Devamında şöyle buyurmuştur: “ Vahiy ve tenzil sahiplerinden kamillerin kelimelerinde teşbihe daha az yer verilmiştir…Bazı mükaşefe, süluk ve riyazet ehli kimseler şathiyata bulaşmışlarsa bu onların süluklarında var olan noksanlıktan ve batınlarında kalmış enaniyetten kaynaklanmıştır.”

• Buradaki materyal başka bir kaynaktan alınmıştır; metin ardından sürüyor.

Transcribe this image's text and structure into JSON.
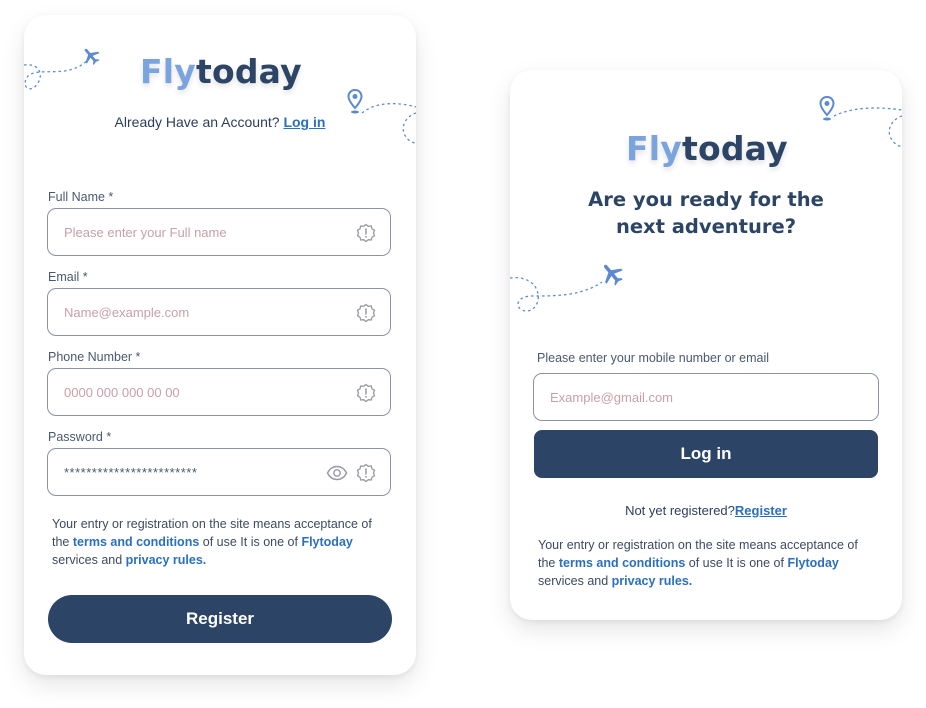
{
  "register_card": {
    "logo": {
      "part1": "Fly",
      "part2": "today"
    },
    "already_text": "Already Have an Account?",
    "login_link": "Log in",
    "fields": [
      {
        "label": "Full Name *",
        "placeholder": "Please enter your Full name",
        "value": ""
      },
      {
        "label": "Email *",
        "placeholder": "Name@example.com",
        "value": ""
      },
      {
        "label": "Phone Number *",
        "placeholder": "0000 000 000 00 00",
        "value": ""
      },
      {
        "label": "Password *",
        "placeholder": "",
        "value": "************************"
      }
    ],
    "terms": {
      "prefix": "Your entry or registration on the site means acceptance of the",
      "terms_link": "terms and conditions",
      "middle": "of use It is one of",
      "brand": "Flytoday",
      "services": "services and",
      "privacy_link": "privacy rules."
    },
    "register_button": "Register"
  },
  "login_card": {
    "logo": {
      "part1": "Fly",
      "part2": "today"
    },
    "headline_line1": "Are you ready for the",
    "headline_line2": "next adventure?",
    "field_label": "Please enter your mobile number or email",
    "field_placeholder": "Example@gmail.com",
    "login_button": "Log in",
    "not_registered": "Not yet registered?",
    "register_link": "Register",
    "terms": {
      "prefix": "Your entry or registration on the site means acceptance of the",
      "terms_link": "terms and conditions",
      "middle": "of use It is one of",
      "brand": "Flytoday",
      "services": "services and",
      "privacy_link": "privacy rules."
    }
  },
  "icons": [
    "airplane-icon",
    "map-pin-icon",
    "alert-badge-icon",
    "eye-icon"
  ],
  "colors": {
    "primary": "#2c4465",
    "logo_light": "#7ba4df",
    "link": "#2a6fc0",
    "placeholder": "#c7a0a9",
    "decoration": "#5b8ad0"
  }
}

Allah’a, Hatem’ul-Enbiya’ya ve Muhammedi temkin makamına uyarak cem ve vücut makamına erişmiş kamil velilerin eserlerinde Hakk’ın tenzih boyutu, ibadet, tesbih ve tahmid adabına daha çok riayet edilmiştir. Eğer onların kelamında teşbih ve tenzih arası cem edilmişse ve teşbih halinde tenzih ifadeleri mevcutsa manalar çoğu kez kısa ifadeler veya şifrelerle ifade edilmiştir. “Ben münezzehim ve ben ne de yüceyim” ve “ben Hakk’ım gibi ifadeler vahiy erbabı ve hatm-i nübüvvet makamının hallerinin ve ilimlerinin varislerinin kelamlarında asla görülmemiştir. Bunun sebebi de şudur ki onlar fıtratları hasebiyle meczub olan kimselerdir. Başka bir ifadeyle onların, Hakk’ın civarına yakınlığa doğru seyri ve nefislerinde en yüce temkin derecelerine ulaşmaları, onların zati istidat cihetlerindendir. Ayrıca onların velayeti vehbi bir velayettir. Tafsili süluk ve sonsuz makamlarda seyir, velayet makamına erdikten ve cezbeden sonradır. Bu yüzden o mukaddes ruhlarda telvin (renklendirme) zuhuru, hızlı bir şekilde temkine ve vücut sultanındaki mahv ve fenaları sahve dönüşmektedir. İsmet ciheti, onların sekr ve telvin tuzağına düşmelerine engel teşkil etmektedir. Onların şeytanı teslim olmuştur. O büyükler, “şeytanımız bizim elimizle teslim olmuştur” diye buyurmuşlardır. “O'nun benzeri hiçbir şey yoktur.” “Allah’ı gereği gibi tanıyamadılar.”, “Senin izzet sahibi Rabbin, onların isnat etmekte oldukları vasıflardan yücedir, münezzehtir.”, “Göklerde ve yerde azamet yalnız O'nundur. O, azîzdir, hakîmdir.”, “Ey insanlar! Allah'a muhtaç olan sizsiniz. Zengin ve övülmeye lâyık olan ancak O'dur” gibi ayetler Hakk’ı tenzih etmek ile ilgilidir.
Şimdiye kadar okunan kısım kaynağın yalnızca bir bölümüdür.